Adebayo once went to the media to try to campaign for himself to win the Defensive Player of the Year award. But now older and more experienced, Adebayo isn’t interested in doing that anymore.
“I care about winning games,” said Adebayo, who overtook Udonis Haslem to become the Heat’s all-time leader in defensive rebounds on Tuesday. “The accolades are going to follow at this point. I don’t self-campaign. It doesn’t feel great in my spirit. That’s like trying to tell somebody I’m a good person. I don’t like feeling like that. Other people need to be like, he’s a great person.
“From my peers and the people who play against me and understand that you’ve got to put me in the corner, so I don’t mess up your offensive schemes, that’s what matters more. When we get in these playoffs and they’re like, ‘No, don’t go to the screen with him. Put him in the strong side corner and just let him stay there. If we get a switch, swing it, swing it to somebody else.’ I don’t even know if you can count that as a stat. But that’s real in basketball, and a lot of people who are doing surveys wouldn’t know that. They just think because, ‘Oh, he’s a DPOY because he has five blocks a game.’”
Adebayo is more interested in winning his first NBA championship than winning his first Defensive Player of the Year award.

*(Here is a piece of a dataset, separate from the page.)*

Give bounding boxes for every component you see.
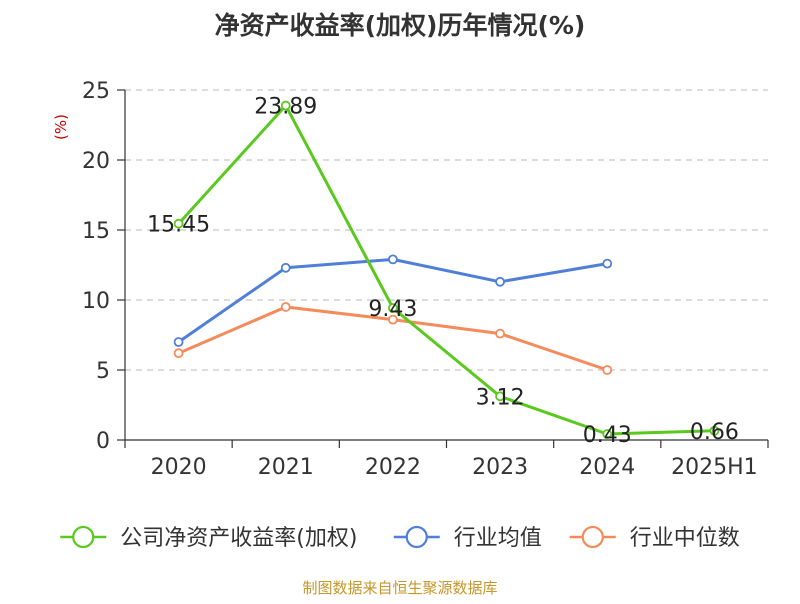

Miami seems far from a title at the moment, entering Wednesday in eighth place in the Eastern Conference and just fighting to avoid the NBA’s play-in tournament. But Adebayo will continue pushing for his first championship after already falling short in two NBA Finals appearances during his career.
“Tim Duncan has 15 All-Defensive teams and never won DPOY,” Adebayo said. “I’m at five in year nine, about to get six. So it’s like if I get 10 All-Defensive teams, eight All-Stars, three or four All-NBAs, and then you throw in a championship. Oh, man. Listen, two middle fingers and I’m walking out the door. That’s a Hall of Fame career at that point.
“That’s how I manifest my career. If DPOY happens, it happens. But at this point it feels more like a political award than somebody actually doing their homework and trying to figure out who really is the DPOY.”
INJURY REPORT
The Heat ruled out three-point shooting forward Simone Fontecchio for Thursday’s matchup against the Nets because of a strained left groin. Fontecchio totaled 12 points on 3-of-6 shooting from three-point range in 20 minutes off the Heat’s bench in Tuesday’s victory over the Nets.
The Heat also will remain without Vlad Goldin (G League), Keshad Johnson (G League), Nikola Jovic (low back injury management), Trevor Keels (G League), Norman Powell (right groin strain) and Terry Rozier (not with team).